Tuesday, September 9, 2008
Bicycle Footrest Violated ‘Metal Knuckles’ Ban—C.A.
By STEVEN M. ELLIS, Staff Writer
This district’s Court of Appeal yesterday upheld a juvenile court finding that a minor possessed “metal knuckles,” based on a police officer’s testimony that gang members often use bicycle footrests similar to the one he found in the minor’s pocket as weapons.
Concluding that the Legislature intended the statute defining metal knuckles as a weapon “worn…in or on the hand” to reach objects held in a closed fist, as well as those that can be attached to the hand, Div. Five ruled that Los Angeles Superior Court Judge Fred J. Fujioka could reasonably have concluded that the minor was carrying the footrest as a weapon, and not with the general intent of using it for its intended purpose, based on the officer’s testimony that there was no means of affixing the footrest to the bicycle the minor was riding when stopped.
The minor was charged with possessing metal knuckles in violation of Penal Code Sec. 12020 and possessing a weapon on school grounds in violation of Sec. 626.10(a) after the officer stopped him and recovered the footrest—which was a cylindrical object, approximately three and a half inches long and an inch and a half in diameter, and designed for attachment to a bicycle—from the minor’s rear pants pocket.
Testifying that there were no other footrests already attached to the bicycle, the officer said that he could neither secure the footrest to the bicycle, even though the system of attachment appeared fairly basic, nor could he find a place where it could be attached.
The officer, who was presented at trial as a gang expert, also testified that bicycle footrests are commonly used as metal knuckles, explaining that, with the cylindrical object placed in the hand with the fingers rolled over it, it can be used “as an impact punching device to further the effect of punching.”
After Fujioka sustained the petition alleging possession of metal knuckles and adjudged the minor a ward of the court, the minor contended on appeal that admission of the officer’s testimony was improper and should have been excluded on the grounds of relevancy because past acts by other persons was not probative of his intent.
He also asserted that there was insufficient evidence to support the finding that he possessed metal knuckles, and argued that Fujioka failed to declare the offense a felony or misdemeanor as required by Welfare and Institutions Code Sec. 702.
However, Justice Orville A. Armstrong, despite writing that the minor’s relevancy argument was “well-taken,” affirmed Fujioka’s determinations.
“[T]he fact that bicycle footrests are commonly used as weapons increases the likelihood that such an object would be carried by any person as a weapon. While [the] testimony may not have served as conclusive proof of appellant’s mental state, it was, at the least, minimally probative of his intent.”
Armstrong also rejected the minor’s argument that the juvenile court had improperly relied on the officer’s testimony as proof of intent, noting that the officer “never directly testified to what he believed appellant’s mental state to be at the time,” instead limiting his testimony to “common practices of which he was aware based on his experience.”

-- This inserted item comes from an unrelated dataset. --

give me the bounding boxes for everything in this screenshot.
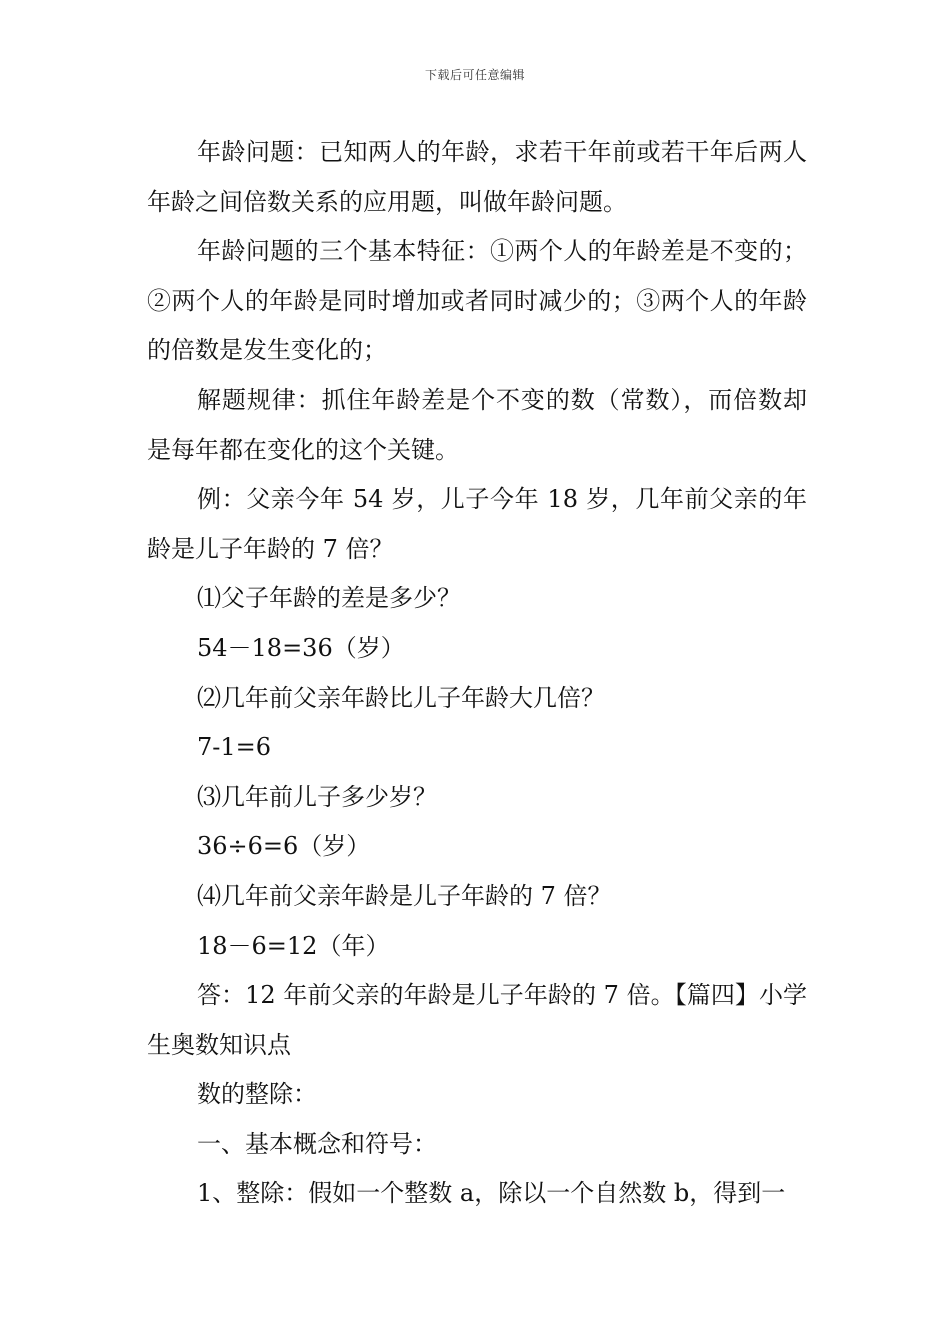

Turning to the sufficiency of the evidence, Armstrong concluded both that substantial evidence supported the juvenile court’s determination that the footrest fit within the statutory definition of “metal knuckles,” and established the necessary mens rea to sustain the conviction.
Rejecting the minor’s contention that the statute’s use of the word “worn” required a showing that the metal knuckles were affixed to the hand, Armstrong noted:
“If appellant were correct that an object must be attached to the hand to be metal knuckles, metal knuckles could always be defined as objects worn ‘on the hand.’ There would be no need for the alternative definition placing metal knuckles ‘in…the hand.’”
Armstrong also wrote that the juvenile court could reasonably have concluded that the minor had been carrying footrest as a weapon, and not with general intent of using it for its intended purpose, based on the officer’s testimony.
He then swept aside the minor’s contention that Fujioka’s declaration that he thought the offenses were felonies did not evidence awareness that the violation was a so-called “wobbler” offense, or an acknowledgment of the judge’s discretion to declare the offense a misdemeanor, rather than a felony.
“[W]here a juvenile court makes an express declaration, the declaration itself is evidence that the court was aware of and exercised its discretion,” he wrote.
Presiding Justice Paul Turner and Justice Sandy R. Kriegler joined Armstrong in his opinion.
The case is In re David V., B203840.